Shaw responded, “I shall get out. I am called to preach the gospel; if I cannot preach it in my own Church, I will certainly preach it in some other Church.”
She was subsequently ordained by the Beekman Methodist Protestant Church at Tarrytown-on-Hudson. The minutes show “she was received with no extended debate on the abstract question of ordination of women.”
Of the three branches of Anglo Methodism, the Methodist Protestant Church was clearly the pioneer for women’s rights. In 1921, the Rev. Lyman Davis, whose church had voted to ordain Shaw, wrote for the General Conference, “Our argument goes like this: if a candidate for the ministry appears before this conference and gives the evidence of having ‘all the gifts, graces, and acquirements essential to the office of the ministry . . . ; and if in the training for these natural power, the candidate has received a thorough education; and if there is superadded to these gifts and acquirements a self-consecration which is so vital and sincere as to become a living sacrifice, shall the ordination be refused simply because this candidate is a woman?”
Methodist Protestant Edward Drinkhouse writes in his book, History of Methodist Reform, “some ideas are kept alive by nothing less than manifest destiny.” Yet in “unification” negotiations, the smaller Methodist Protestant Church was unable to convince the two larger “episcopal” branches that women should be ordained in the 1939 formation of the Methodist Church.
God opened other doors for Shaw: She received an M.D. degree from Boston in 1885, and became president of the National American Woman Suffrage Association in 1902. She was the first woman ever to receive the “Presidential Citation” for standing “unchallenged throughout her career as the greatest orator among women the world has ever known.”
Her autobiography, The Story of A Pioneer, was published in 1915. When the 19th amendment was ratified in 1919, much credit was given to Shaw.
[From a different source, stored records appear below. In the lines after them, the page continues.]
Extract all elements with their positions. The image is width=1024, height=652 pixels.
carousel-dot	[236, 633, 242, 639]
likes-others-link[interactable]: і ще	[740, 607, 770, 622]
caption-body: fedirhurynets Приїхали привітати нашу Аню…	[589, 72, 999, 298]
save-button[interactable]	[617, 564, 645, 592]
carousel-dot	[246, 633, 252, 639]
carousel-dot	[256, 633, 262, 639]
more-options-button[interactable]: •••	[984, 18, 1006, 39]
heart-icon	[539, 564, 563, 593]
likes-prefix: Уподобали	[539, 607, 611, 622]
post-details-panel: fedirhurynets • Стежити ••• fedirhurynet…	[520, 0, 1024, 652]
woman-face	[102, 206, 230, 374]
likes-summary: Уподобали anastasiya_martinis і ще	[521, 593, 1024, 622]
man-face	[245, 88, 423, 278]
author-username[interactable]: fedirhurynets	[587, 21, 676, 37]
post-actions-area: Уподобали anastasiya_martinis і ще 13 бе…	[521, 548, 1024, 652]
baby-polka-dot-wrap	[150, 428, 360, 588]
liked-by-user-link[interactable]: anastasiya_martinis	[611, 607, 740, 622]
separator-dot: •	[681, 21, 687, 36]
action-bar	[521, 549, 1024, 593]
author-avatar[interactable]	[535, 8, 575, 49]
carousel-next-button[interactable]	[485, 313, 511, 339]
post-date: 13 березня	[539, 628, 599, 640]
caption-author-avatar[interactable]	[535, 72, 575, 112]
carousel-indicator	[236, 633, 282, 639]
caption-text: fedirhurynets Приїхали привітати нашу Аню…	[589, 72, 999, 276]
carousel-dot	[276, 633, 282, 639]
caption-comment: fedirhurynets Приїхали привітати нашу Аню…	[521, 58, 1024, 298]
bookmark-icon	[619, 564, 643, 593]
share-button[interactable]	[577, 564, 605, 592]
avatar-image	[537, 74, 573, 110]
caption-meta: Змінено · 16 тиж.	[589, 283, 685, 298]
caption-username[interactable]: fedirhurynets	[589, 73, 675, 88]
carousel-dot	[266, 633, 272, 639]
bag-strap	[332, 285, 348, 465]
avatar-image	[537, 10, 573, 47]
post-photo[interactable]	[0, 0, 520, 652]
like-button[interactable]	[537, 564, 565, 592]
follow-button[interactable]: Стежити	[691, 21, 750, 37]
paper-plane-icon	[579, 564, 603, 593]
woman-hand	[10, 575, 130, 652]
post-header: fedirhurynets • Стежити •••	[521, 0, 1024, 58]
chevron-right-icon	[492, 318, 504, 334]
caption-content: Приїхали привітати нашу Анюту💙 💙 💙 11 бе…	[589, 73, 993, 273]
The people of her native Big Rapids, Mich., said upon her death, “She cut a path through the tangled underwood of old tradition to broader ways.”
Yet the road to “full clergy rights” did not come until 1956, and then through Z.T. Johnson, president of Asbury College, whose oratory and parliamentary maneuverings prompted the General Conference to overrule a committee recommendation to defer the matter for “further study.” Johnson’s college had seen the blessings of women from the holiness branches of Methodism and the Salvation Army.
Ironically, we owe the first Methodist ordinations to the Methodist Protestant Church and the eventual full clergy rights to a brother from the holiness movement of Methodism! God has a marvelous way of raising up a voice to blow the trumpet of right, even in a culture of wrong!